The purposes of the funding would be reached by consensus across the membership. For example, climate might be one, but there are several other worthy global public policy goals that may need to be considered such as pandemic preparedness.
For most creditors, channeled SDRs have to maintain their reserve asset status. This requires ensuring that the trust provides liquidity, and the ability of creditors to encash quickly should they have a balance of payments need, and finally, adequate credit risk protection for the donors.
We also propose developing a multi-layered credit risk protection framework that includes policy safeguards, financial buffers, and a diversified creditor and borrower base that would ensure that loans to the trust are sufficiently safe and liquid so that channeled SDRs can maintain their reserve asset status. In addition, since RST lending would likely “top up” a regular IMF-supported program, it would benefit from the accompanying strong policy safeguards, to ensure macroeconomic stability.
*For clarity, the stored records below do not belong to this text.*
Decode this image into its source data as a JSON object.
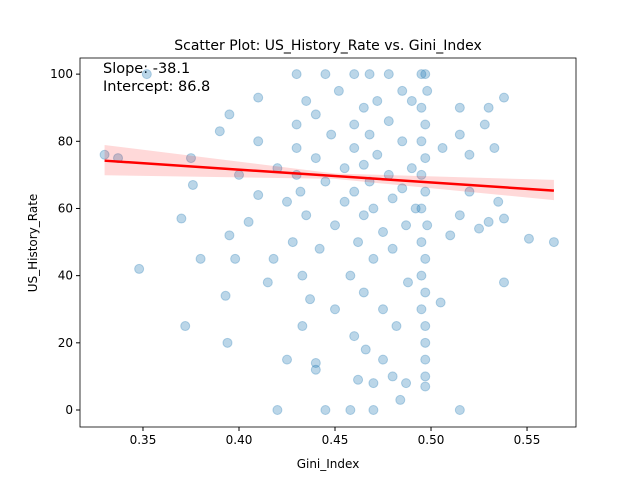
{
  "chart_data": {
    "type": "scatter",
    "title": "Scatter Plot: US_History_Rate vs. Gini_Index",
    "x_label": "Gini_Index",
    "y_label": "US_History_Rate",
    "xlim": [
      0.3172,
      0.5755
    ],
    "ylim": [
      -5.06,
      104.8
    ],
    "xticks": [
      {
        "value": 0.35,
        "label": "0.35"
      },
      {
        "value": 0.4,
        "label": "0.40"
      },
      {
        "value": 0.45,
        "label": "0.45"
      },
      {
        "value": 0.5,
        "label": "0.50"
      },
      {
        "value": 0.55,
        "label": "0.55"
      }
    ],
    "yticks": [
      0,
      20,
      40,
      60,
      80,
      100
    ],
    "grid": false,
    "series": [
      {
        "name": "US_History_Rate",
        "color": "#1f77b4",
        "x": [
          0.33,
          0.337,
          0.348,
          0.352,
          0.37,
          0.372,
          0.375,
          0.376,
          0.38,
          0.39,
          0.393,
          0.394,
          0.395,
          0.395,
          0.398,
          0.4,
          0.405,
          0.41,
          0.41,
          0.41,
          0.415,
          0.418,
          0.42,
          0.42,
          0.425,
          0.425,
          0.428,
          0.43,
          0.43,
          0.43,
          0.43,
          0.432,
          0.433,
          0.433,
          0.435,
          0.435,
          0.437,
          0.44,
          0.44,
          0.44,
          0.44,
          0.442,
          0.445,
          0.445,
          0.445,
          0.448,
          0.45,
          0.45,
          0.452,
          0.455,
          0.455,
          0.458,
          0.458,
          0.46,
          0.46,
          0.46,
          0.46,
          0.46,
          0.462,
          0.462,
          0.465,
          0.465,
          0.465,
          0.465,
          0.466,
          0.468,
          0.468,
          0.468,
          0.47,
          0.47,
          0.47,
          0.47,
          0.472,
          0.472,
          0.475,
          0.475,
          0.475,
          0.478,
          0.478,
          0.478,
          0.48,
          0.48,
          0.48,
          0.482,
          0.484,
          0.485,
          0.485,
          0.485,
          0.487,
          0.487,
          0.488,
          0.49,
          0.49,
          0.492,
          0.495,
          0.495,
          0.495,
          0.495,
          0.495,
          0.495,
          0.495,
          0.495,
          0.497,
          0.497,
          0.497,
          0.497,
          0.497,
          0.497,
          0.497,
          0.497,
          0.497,
          0.497,
          0.497,
          0.498,
          0.498,
          0.505,
          0.506,
          0.51,
          0.515,
          0.515,
          0.515,
          0.515,
          0.52,
          0.52,
          0.525,
          0.528,
          0.53,
          0.53,
          0.533,
          0.535,
          0.538,
          0.538,
          0.538,
          0.551,
          0.564
        ],
        "values": [
          76,
          75,
          42,
          100,
          57,
          25,
          75,
          67,
          45,
          83,
          34,
          20,
          52,
          88,
          45,
          70,
          56,
          80,
          64,
          93,
          38,
          45,
          72,
          0,
          62,
          15,
          50,
          100,
          85,
          78,
          70,
          65,
          40,
          25,
          92,
          58,
          33,
          88,
          75,
          14,
          12,
          48,
          100,
          68,
          0,
          82,
          55,
          30,
          95,
          72,
          62,
          0,
          40,
          100,
          85,
          78,
          65,
          22,
          9,
          50,
          90,
          73,
          58,
          35,
          18,
          100,
          82,
          68,
          60,
          45,
          0,
          8,
          92,
          76,
          53,
          30,
          15,
          100,
          86,
          70,
          63,
          48,
          10,
          25,
          3,
          95,
          80,
          66,
          55,
          8,
          38,
          92,
          72,
          60,
          100,
          90,
          80,
          70,
          60,
          50,
          40,
          30,
          100,
          85,
          75,
          65,
          45,
          35,
          25,
          20,
          15,
          10,
          7,
          95,
          55,
          32,
          78,
          52,
          90,
          0,
          58,
          82,
          76,
          65,
          54,
          85,
          90,
          56,
          78,
          62,
          93,
          38,
          57,
          51,
          50
        ]
      }
    ],
    "regression": {
      "slope": -38.1,
      "intercept": 86.8,
      "x_range": [
        0.33,
        0.564
      ],
      "color": "#ff0000",
      "labels": [
        "Slope: -38.1",
        "Intercept: 86.8"
      ],
      "ci": {
        "x": [
          0.33,
          0.45,
          0.564
        ],
        "lower": [
          69.9,
          68.8,
          62.5
        ],
        "upper": [
          78.9,
          70.4,
          68.5
        ]
      }
    }
  }
}
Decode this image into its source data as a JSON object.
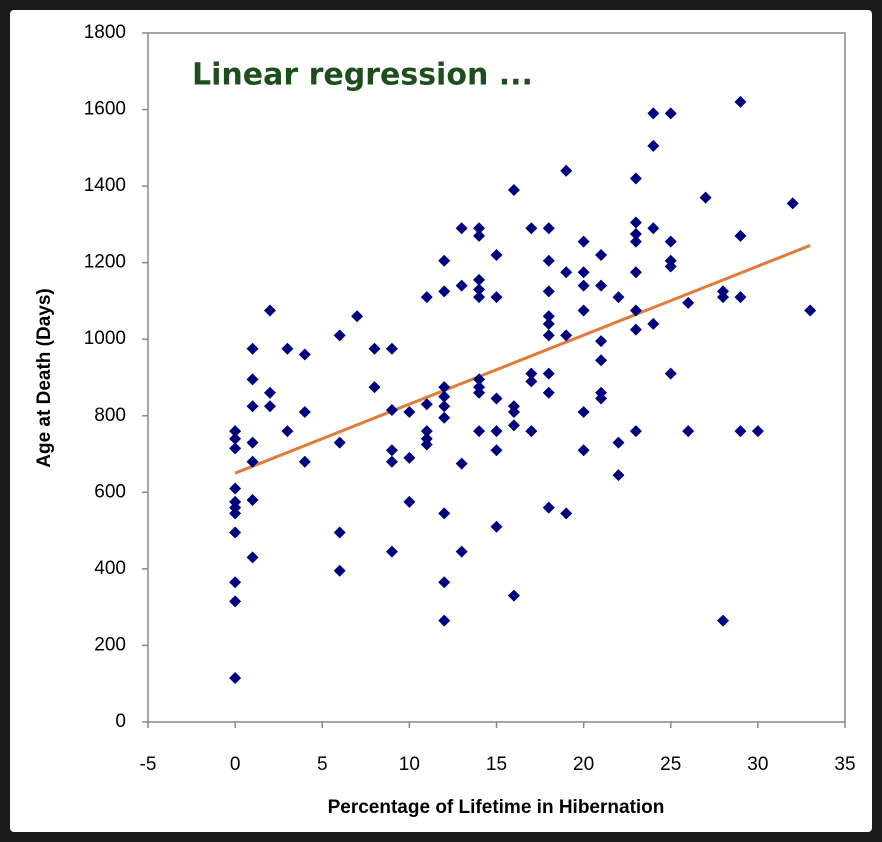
{
  "chart_data": {
    "type": "scatter",
    "title": "Linear regression ...",
    "xlabel": "Percentage of Lifetime in Hibernation",
    "ylabel": "Age at Death (Days)",
    "xlim": [
      -5,
      35
    ],
    "xticks": [
      -5,
      0,
      5,
      10,
      15,
      20,
      25,
      30,
      35
    ],
    "ylim": [
      0,
      1800
    ],
    "yticks": [
      0,
      200,
      400,
      600,
      800,
      1000,
      1200,
      1400,
      1600,
      1800
    ],
    "series": [
      {
        "color": "#00007f",
        "marker": "diamond",
        "x": [
          0,
          0,
          0,
          0,
          0,
          0,
          0,
          0,
          0,
          0,
          0,
          1,
          1,
          1,
          1,
          1,
          1,
          1,
          2,
          2,
          2,
          3,
          3,
          4,
          4,
          4,
          6,
          6,
          6,
          6,
          7,
          8,
          8,
          9,
          9,
          9,
          9,
          9,
          10,
          10,
          10,
          11,
          11,
          11,
          11,
          11,
          12,
          12,
          12,
          12,
          12,
          12,
          12,
          12,
          12,
          13,
          13,
          13,
          13,
          14,
          14,
          14,
          14,
          14,
          14,
          14,
          14,
          14,
          15,
          15,
          15,
          15,
          15,
          15,
          16,
          16,
          16,
          16,
          16,
          17,
          17,
          17,
          17,
          18,
          18,
          18,
          18,
          18,
          18,
          18,
          18,
          18,
          19,
          19,
          19,
          19,
          20,
          20,
          20,
          20,
          20,
          20,
          21,
          21,
          21,
          21,
          21,
          21,
          22,
          22,
          22,
          23,
          23,
          23,
          23,
          23,
          23,
          23,
          23,
          24,
          24,
          24,
          24,
          25,
          25,
          25,
          25,
          25,
          26,
          26,
          27,
          28,
          28,
          28,
          29,
          29,
          29,
          29,
          30,
          32,
          33
        ],
        "values": [
          760,
          740,
          715,
          610,
          575,
          560,
          545,
          495,
          365,
          315,
          115,
          975,
          895,
          825,
          730,
          680,
          580,
          430,
          1075,
          860,
          825,
          975,
          760,
          960,
          810,
          680,
          1010,
          730,
          495,
          395,
          1060,
          975,
          875,
          975,
          815,
          710,
          680,
          445,
          810,
          690,
          575,
          1110,
          830,
          760,
          740,
          725,
          1205,
          1125,
          875,
          850,
          825,
          795,
          545,
          365,
          265,
          1290,
          1140,
          675,
          445,
          1290,
          1270,
          1155,
          1130,
          1110,
          895,
          875,
          860,
          760,
          1220,
          1110,
          845,
          760,
          710,
          510,
          1390,
          825,
          810,
          775,
          330,
          1290,
          910,
          890,
          760,
          1290,
          1205,
          1125,
          1060,
          1040,
          1010,
          910,
          860,
          560,
          1440,
          1175,
          1010,
          545,
          1255,
          1175,
          1140,
          1075,
          810,
          710,
          1220,
          1140,
          995,
          945,
          860,
          845,
          1110,
          730,
          645,
          1420,
          1305,
          1275,
          1255,
          1175,
          1075,
          1025,
          760,
          1590,
          1505,
          1290,
          1040,
          1590,
          1255,
          1205,
          1190,
          910,
          1095,
          760,
          1370,
          1125,
          1110,
          265,
          1620,
          1270,
          1110,
          760,
          760,
          1355,
          1075
        ]
      }
    ],
    "trendline": {
      "color": "#e07b39",
      "x": [
        0,
        33
      ],
      "values": [
        650,
        1245
      ]
    },
    "title_color": "#1e4d1e"
  }
}
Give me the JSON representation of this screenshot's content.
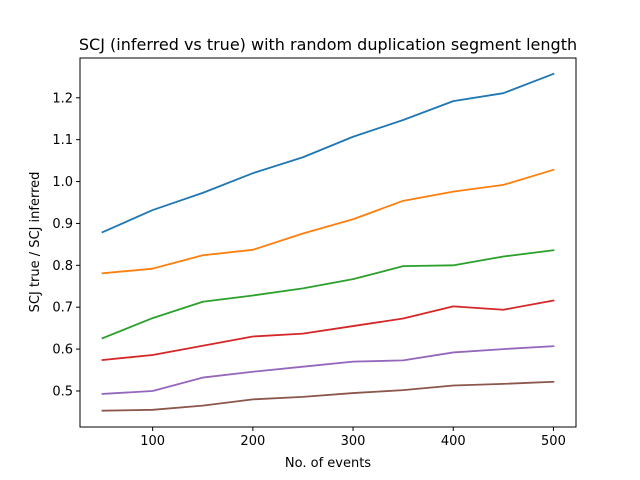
{
  "chart_data": {
    "type": "line",
    "title": "SCJ (inferred vs true) with random duplication segment length",
    "xlabel": "No. of events",
    "ylabel": "SCJ true / SCJ inferred",
    "xlim": [
      27.5,
      522.5
    ],
    "ylim": [
      0.414,
      1.295
    ],
    "x_ticks": [
      100,
      200,
      300,
      400,
      500
    ],
    "y_ticks": [
      0.5,
      0.6,
      0.7,
      0.8,
      0.9,
      1.0,
      1.1,
      1.2
    ],
    "y_tick_labels": [
      "0.5",
      "0.6",
      "0.7",
      "0.8",
      "0.9",
      "1.0",
      "1.1",
      "1.2"
    ],
    "grid": false,
    "x": [
      50,
      100,
      150,
      200,
      250,
      300,
      350,
      400,
      450,
      500
    ],
    "series": [
      {
        "color": "#1f77b4",
        "values": [
          0.879,
          0.932,
          0.973,
          1.02,
          1.058,
          1.107,
          1.147,
          1.192,
          1.211,
          1.257
        ]
      },
      {
        "color": "#ff7f0e",
        "values": [
          0.781,
          0.792,
          0.824,
          0.837,
          0.876,
          0.91,
          0.954,
          0.976,
          0.992,
          1.028
        ]
      },
      {
        "color": "#2ca02c",
        "values": [
          0.626,
          0.674,
          0.713,
          0.728,
          0.745,
          0.767,
          0.798,
          0.8,
          0.821,
          0.836
        ]
      },
      {
        "color": "#d62728",
        "values": [
          0.574,
          0.586,
          0.608,
          0.63,
          0.637,
          0.655,
          0.673,
          0.702,
          0.694,
          0.716
        ]
      },
      {
        "color": "#9467bd",
        "values": [
          0.493,
          0.5,
          0.532,
          0.546,
          0.558,
          0.57,
          0.573,
          0.592,
          0.6,
          0.607
        ]
      },
      {
        "color": "#8c564b",
        "values": [
          0.453,
          0.455,
          0.465,
          0.48,
          0.486,
          0.495,
          0.502,
          0.513,
          0.517,
          0.522
        ]
      }
    ]
  }
}
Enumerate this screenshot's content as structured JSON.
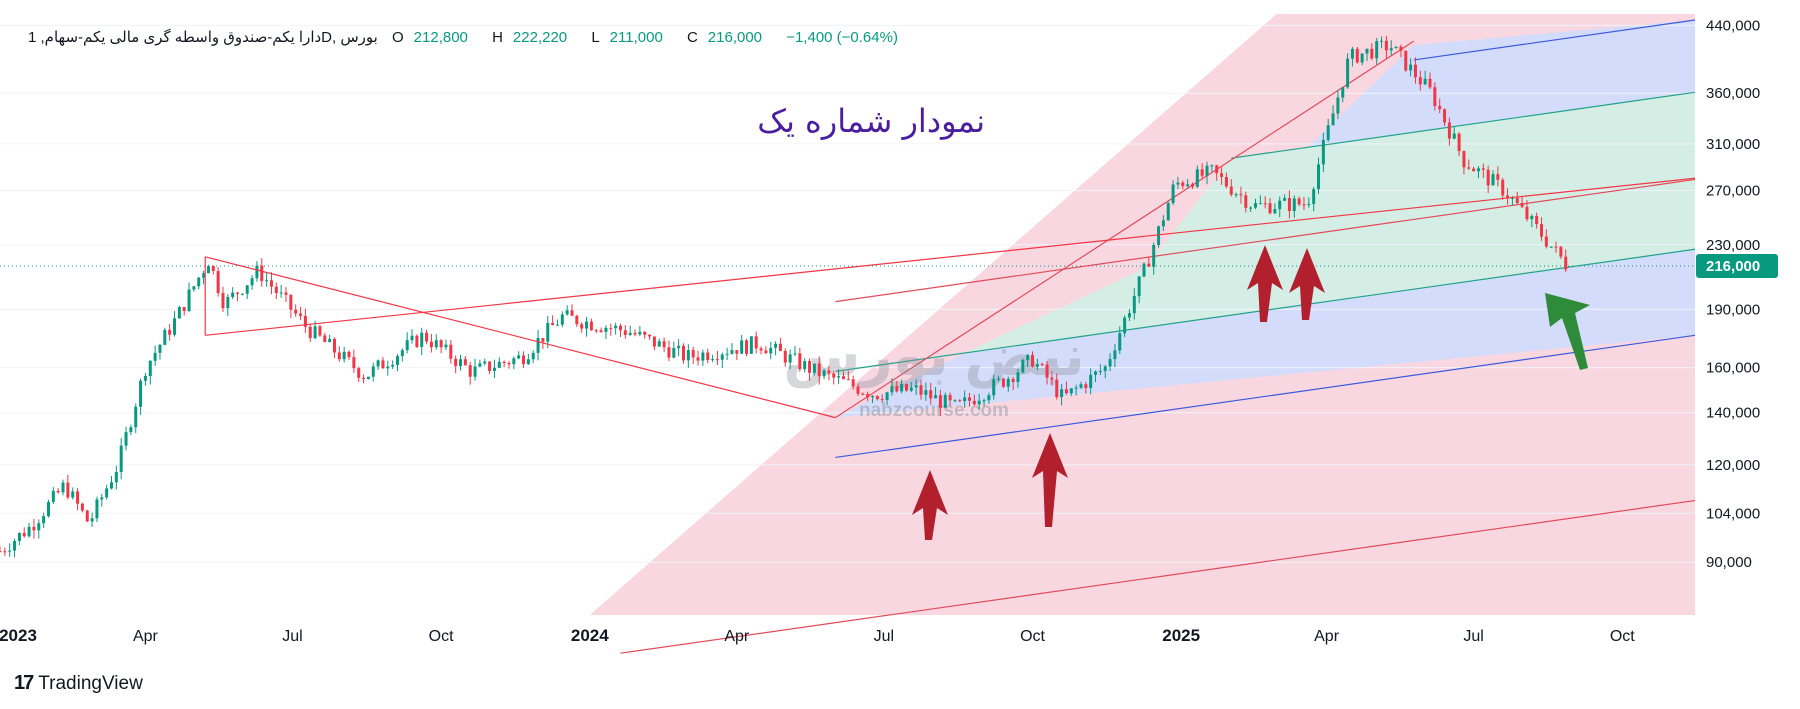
{
  "header": {
    "symbol": "دارا یکم-صندوق واسطه گری مالی یکم-سهام, 1D, بورس",
    "open_label": "O",
    "open": "212,800",
    "high_label": "H",
    "high": "222,220",
    "low_label": "L",
    "low": "211,000",
    "close_label": "C",
    "close": "216,000",
    "change": "−1,400 (−0.64%)"
  },
  "annotation_text": "نمودار شماره یک",
  "watermark": {
    "text": "نبض بورس",
    "url_text": "nabzcourse.com"
  },
  "brand": {
    "name": "TradingView"
  },
  "current_price_tag": "216,000",
  "colors": {
    "up": "#089981",
    "down": "#f23645",
    "channel_blue": "#d3dcfb",
    "channel_green": "#d4ede5",
    "channel_pink": "#f8d0dc",
    "trendline": "#f23645",
    "arrow_red": "#b2202e",
    "arrow_green": "#2e8b3a",
    "price_tag": "#089981",
    "annotation": "#4b1e9e"
  },
  "chart_data": {
    "type": "candlestick",
    "title": "",
    "y_scale": "log",
    "y_ticks": [
      "440,000",
      "360,000",
      "310,000",
      "270,000",
      "230,000",
      "216,000",
      "190,000",
      "160,000",
      "140,000",
      "120,000",
      "104,000",
      "90,000"
    ],
    "x_ticks": [
      "2023",
      "Apr",
      "Jul",
      "Oct",
      "2024",
      "Apr",
      "Jul",
      "Oct",
      "2025",
      "Apr",
      "Jul",
      "Oct"
    ],
    "x_range": [
      "2023-01-01",
      "2025-11-15"
    ],
    "y_range": [
      77000,
      455000
    ],
    "last_close": 216000,
    "price_path": [
      [
        "2023-01-01",
        93000
      ],
      [
        "2023-01-20",
        100000
      ],
      [
        "2023-02-10",
        113000
      ],
      [
        "2023-02-25",
        101000
      ],
      [
        "2023-03-15",
        120000
      ],
      [
        "2023-04-01",
        160000
      ],
      [
        "2023-04-20",
        185000
      ],
      [
        "2023-05-10",
        220000
      ],
      [
        "2023-05-20",
        193000
      ],
      [
        "2023-06-10",
        213000
      ],
      [
        "2023-07-10",
        180000
      ],
      [
        "2023-08-15",
        156000
      ],
      [
        "2023-09-20",
        176000
      ],
      [
        "2023-10-20",
        158000
      ],
      [
        "2023-11-20",
        165000
      ],
      [
        "2023-12-15",
        186000
      ],
      [
        "2024-01-25",
        178000
      ],
      [
        "2024-03-01",
        165000
      ],
      [
        "2024-04-15",
        172000
      ],
      [
        "2024-05-20",
        158000
      ],
      [
        "2024-06-25",
        148000
      ],
      [
        "2024-07-20",
        150000
      ],
      [
        "2024-08-15",
        142000
      ],
      [
        "2024-09-15",
        155000
      ],
      [
        "2024-10-01",
        164000
      ],
      [
        "2024-10-20",
        146000
      ],
      [
        "2024-11-15",
        160000
      ],
      [
        "2024-12-10",
        215000
      ],
      [
        "2024-12-28",
        275000
      ],
      [
        "2025-01-20",
        285000
      ],
      [
        "2025-02-15",
        258000
      ],
      [
        "2025-03-20",
        260000
      ],
      [
        "2025-04-15",
        400000
      ],
      [
        "2025-05-10",
        415000
      ],
      [
        "2025-06-05",
        360000
      ],
      [
        "2025-06-25",
        295000
      ],
      [
        "2025-07-20",
        270000
      ],
      [
        "2025-08-10",
        240000
      ],
      [
        "2025-08-28",
        216000
      ]
    ],
    "pitchfork": {
      "pivot_low": [
        "2024-06-01",
        138000
      ],
      "upper_tine": [
        [
          "2024-06-01",
          138000
        ],
        [
          "2025-11-15",
          198000
        ]
      ],
      "median": [
        [
          "2024-06-01",
          160000
        ],
        [
          "2025-11-15",
          228000
        ]
      ],
      "lines_prices_at_end": [
        447000,
        361000,
        279000,
        227000,
        176000,
        108000
      ]
    },
    "trendlines": [
      {
        "from": [
          "2023-05-08",
          222000
        ],
        "to": [
          "2024-06-01",
          138000
        ]
      },
      {
        "from": [
          "2023-05-08",
          176000
        ],
        "to": [
          "2025-11-15",
          280000
        ]
      }
    ],
    "arrows": [
      {
        "date": "2024-08-10",
        "dir": "up",
        "color": "red"
      },
      {
        "date": "2024-10-20",
        "dir": "up",
        "color": "red"
      },
      {
        "date": "2025-02-15",
        "dir": "up",
        "color": "red"
      },
      {
        "date": "2025-03-10",
        "dir": "up",
        "color": "red"
      },
      {
        "date": "2025-09-05",
        "dir": "up-left",
        "color": "green"
      }
    ]
  }
}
We are also working on several additional design features such as size of the trust, eligibility perimeter, conditionality, lending terms, and the financial architecture. We continue to engage with our membership and other stakeholders to ensure full buy-in, while working closely with other international financial institutions, especially the World Bank, to ensure that the RST is a part of a broader strategy for international country assistance, leveraging the respective mandates of each institution. We believe the membership will benefit from such an approach.
Getting across the finish line
The world has an historic opportunity to use the recently allocated $650 billion SDRs to help poorer countries in a way that promotes the global public policy agenda.
Building consensus is never easy; it takes time. Creative solutions are needed to bridge differences. We are confident that with the international community’s support, the RST is one such innovative solution which could become operational in just over a year. We are hopeful of further progress at the upcoming Annual Meetings. The pandemic has shown us the importance of working collectively. And together, we can tackle the greatest challenges we now face for a better future for everyone.